The reason for this picture is simple and represents what this post is all about, goals. One of the biggest goals I have in my life (besides to be successful and follow my dreams) is to run in AND finish a marathon (all 26.2 miles). It’s been a goal of mine ever since I got into nutrition and health (at the awkward age of 13) and I’ve yet to even come close to accomplishing it. With no races under my belt, this is a huge feat to take on and I know that. But as I get older and see dozens of my friends (some who have 3 kids and a full time job) tackling 26 milers on the regular, I realize I have no excuses as to why I haven’t done this or haven’t really tried to. Because I’m young, healthy and kid-less, I’m going to step it up and tackle this inspirational goal in 2 years.
The 4 Goal Questions You Need to Answer
Although it felt good to verbalize that goal, words are just words and I need a solid action plan, which is where the 4 goal questions come into play. Although to some, just stating “I want to lose weight” may be sufficient, but for the masses (and myself) there needs to be more specificity (cue the why, when, how and what if). Below are the 4 goal questions you need to answer in order to really bring your overall goal to life.
- Why are you doing this?
- When do you plan to have this accomplished?
- How do you plan on doing this?
- What if _____? How will you readjust your goal to stay on track?
All of these questions relate to the most important things to remember when you are making a goal (for fitness or for life):
- Goals need to be specific. This will answer the why question. Research has found that people who made specific goals versus generalized goals were more successful in completing their goals and staying motivated. So instead of saying a broad statement, like “I want to lose weight” be more specific, like “I want to lose 30 pounds by April 2nd for my wedding.”
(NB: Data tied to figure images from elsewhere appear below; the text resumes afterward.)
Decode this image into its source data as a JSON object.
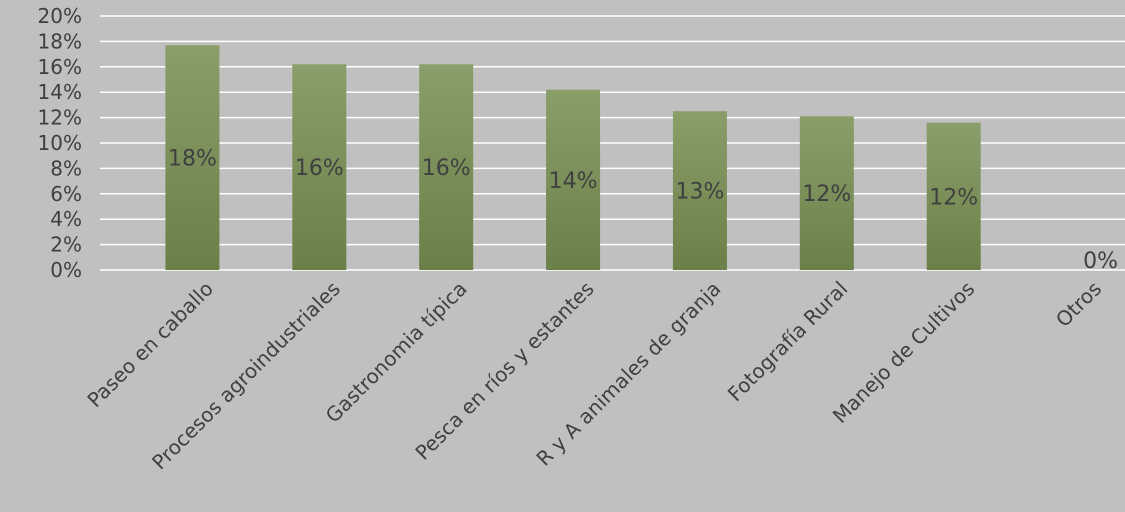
{
  "chart_data": {
    "type": "bar",
    "title": "",
    "xlabel": "",
    "ylabel": "",
    "ylim": [
      0,
      20
    ],
    "y_ticks": [
      0,
      2,
      4,
      6,
      8,
      10,
      12,
      14,
      16,
      18,
      20
    ],
    "y_tick_format": "percent",
    "grid": true,
    "legend": "none",
    "categories": [
      "Paseo en caballo",
      "Procesos agroindustriales",
      "Gastronomia típica",
      "Pesca en ríos y estantes",
      "R y A animales de granja",
      "Fotografía Rural",
      "Manejo de Cultivos",
      "Otros"
    ],
    "values": [
      17.7,
      16.2,
      16.2,
      14.2,
      12.5,
      12.1,
      11.6,
      0
    ],
    "data_labels": [
      "18%",
      "16%",
      "16%",
      "14%",
      "13%",
      "12%",
      "12%",
      "0%"
    ],
    "colors": {
      "bar_top": "#8a9e6a",
      "bar_bottom": "#6b8048",
      "background": "#c0c0c0",
      "grid": "#ffffff",
      "text": "#404040"
    }
  }
}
- Goals need to be measurable. This will answer the when question. Simply stating you want to get thinner isn’t enough, you need to be able to document and measure your weight loss to stay motivated. For example, by establishing weekly weigh-ins, you can see first hand how well you are doing by the pounds loss. It’s also important to set a goal that can be measured in time, otherwise you may keep putting it off. For example, instead of stating “I want to run a marathon” add a time length to it for more pressure, such as “I want to run a marathon in May of 2012.”
- Goals need to be adjustable. This goes with the what if question. What if during your marathon training you twist your ankle or break your leg? These experiences are tragic but happen in life and you need to be realistic with your goal planning. If the doctor says you have to be off your leg for 3 months, competing in a triathlon in 4 months is no longer very attainable. Make sure you are able to adjust your goals when life throws you a curve ball.
- Goals need to be action-oriented. This is how you are going to complete your goal. If your goal is losing weight, your action plan should be to eat 1500 calories a day, do cardio 4 days a week and weight train for 3 days a week. By setting up an action plan, it’s easier to stay on track.
- Goals need to be realistic. This point goes well with the adjustable point. If you have never run outside, setting a goal to run a half marathon in 2 months is not realistic. Or saying you want to lose 30 pounds in a month. These goals are hard to attain because of how unrealistic they are. They aren’t impossible (some people have accomplished them) but for the average Joe they are a bit out of the ballpark. Know what you are capable of accomplishing when you are feeling 100% and set your goal based on that.
One of the unspoken keys to success, especially when it come to fitness, is setting attainable, realistic and personal goals. There’s no better feeling than knowing you set your mind to something and you did it. For me, I’ll know what that feels like again when I am one of those little runners in the picture below and I cross mile marker number 26.